We've now had thousands of companies try Talla, and we have learned a lot from our metrics about how people evaluate bots and conversational interfaces. The most interesting thing so far is that when the Talla trial ends, most enterprises don't make a decision to buy or pass - they email us and ask for a trial extension because they don't feel like they have evaluated it enough. As we dug into this issue, our analysis of the data and discussions with customers in the trial process allowed us to develop a few hypotheses about why this happens. The number 1 issue seems to be that, given the open ended nature of a conversational interface, it is difficult to know when you have said enough things to it to know it works well. With that in mind, here is our recommendation for how you evaluate bots and conversational interfaces in general, and then we will write a follow up post for evaluating Talla specifically.
3 Key Steps To Bot Evaluation
1. Test The Help Functionality - The first step to any evaluation of a bot interface is actually to figure out what happens in cases of failure or uncertainty. Conversational interfaces are new, and people often don't understand how to use them. And as the use of bots rises in the organization, users may sometimes get confused about which bot does which thing. When we look at our anonymized natural language data from our customer set, the most common question we get from new users on Talla is "what can you do?"

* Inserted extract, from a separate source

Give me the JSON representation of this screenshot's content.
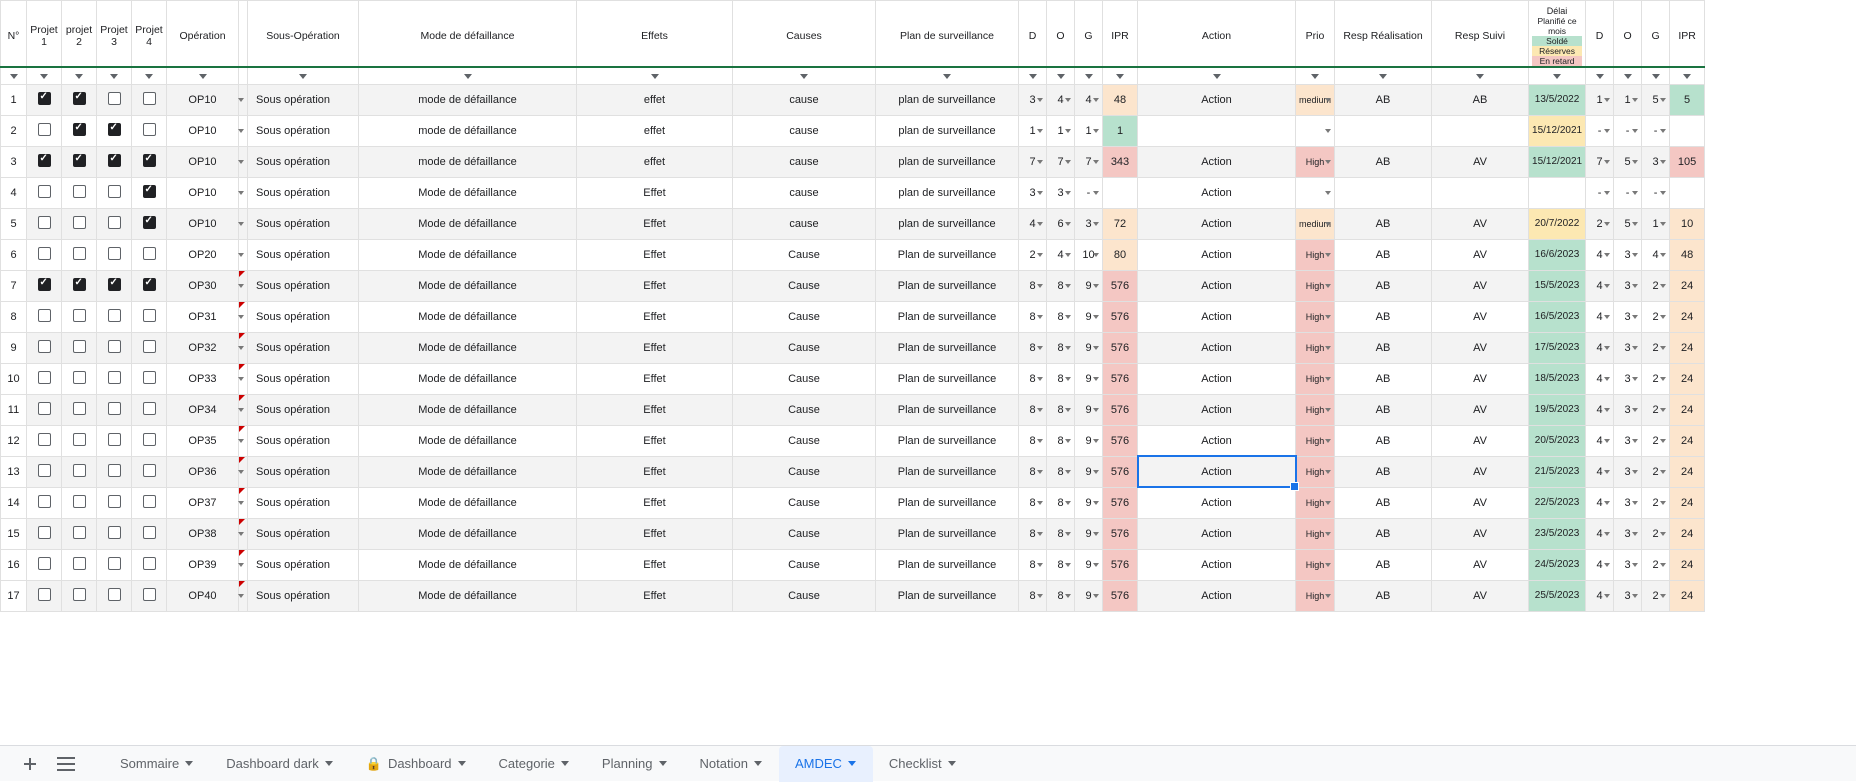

Start your bot evaluation by making sure that new employees exposed to the bot for the first time have a path to learn. What happens if you type "help" or "what can you do?" What does the bot say when it is first introduced to a new employee? How does that introduction work? If you haven't used the bot in 3 months, how easy is it to pick back up and be reminded of the proper syntax?
2. Test Paraphrasing and Input Language Structure - A good conversational interface has to do one of two things. It either needs to handle paraphrasings very well, or it needs to provide feedback on the sentence structure you use to communicate with it. If the bot just does a few things, check to see if it provides feedback on how to say something. For example, if a bot can tell you the weather, and you type "san francisco weather", and the bot doesn't recognize it, does it throw an error, or tell you something like "It looks like you are talking about the weather, try saying 'what's the weather in <zipcode>'" Figure out if the bot can coach users on the best way to communicate.
Alternatively, some bots have invested a lot in NLP methods to detect paraphrases of commands and questions. Test this out by asking the bot a specific question in two or three different ways. In Talla, for example, if you teach Talla how to respond to "Who is our health insurance provider," make sure you try "Who provides our health insurance?" and "What company do we use for health insurance?" to see how the bot responds.
3. Test Your Top Use Cases - There is this strange tendency amongst users to try to trick bots and break them. If you build a scheduling bot, users don't say "Schedule a meeting for Monday at 3pm with Fred." Instead, they say "schedule a meeting one week from yesterday in the afternoon, with our CFO, at a coffee shop we've never been to" or something similarly crazy. While this might be fun, it doesn't really help you evaluate the bot in day to day interactions. After you've tested paraphrasing and help situations, focus on your core use cases. For the things the bot will be doing 90% of the time, is it highly accurate? When it makes a mistake, what is the path to learning?
The companies we have seen who have the most success with their Talla evaluation tend to follow these three steps. And to that, I'll add one bonus tip that we have seen in our best customers - phase your rollout in 4 stages. Here they are:
- On the day you install the bot, try steps 1-3 above yourself.
- Then invite 3 other people at your org to test the bot for a few days, using the same process.
- If that goes well, roll it out to a full team to use for 3-4 weeks. This allows you to have a controlled process where you can understand any questions or issues that may arise from a broader roll out.
- Once you feel comfortable with the use of a full team, roll the bot our organization wide.
Evaluting brand new product spaces can be challenging, and confusing. But we know enterprise bots are the future of work, and the sooner you can make them part of your team and incorporate them into your workflows, the sooner you will gain an advantage over the laggards who wait until it's too late. And of course, if you want to use a bot to accelerate and amplify the work of your internal service teams like I.T. and H.R., we hope you will give Talla a try.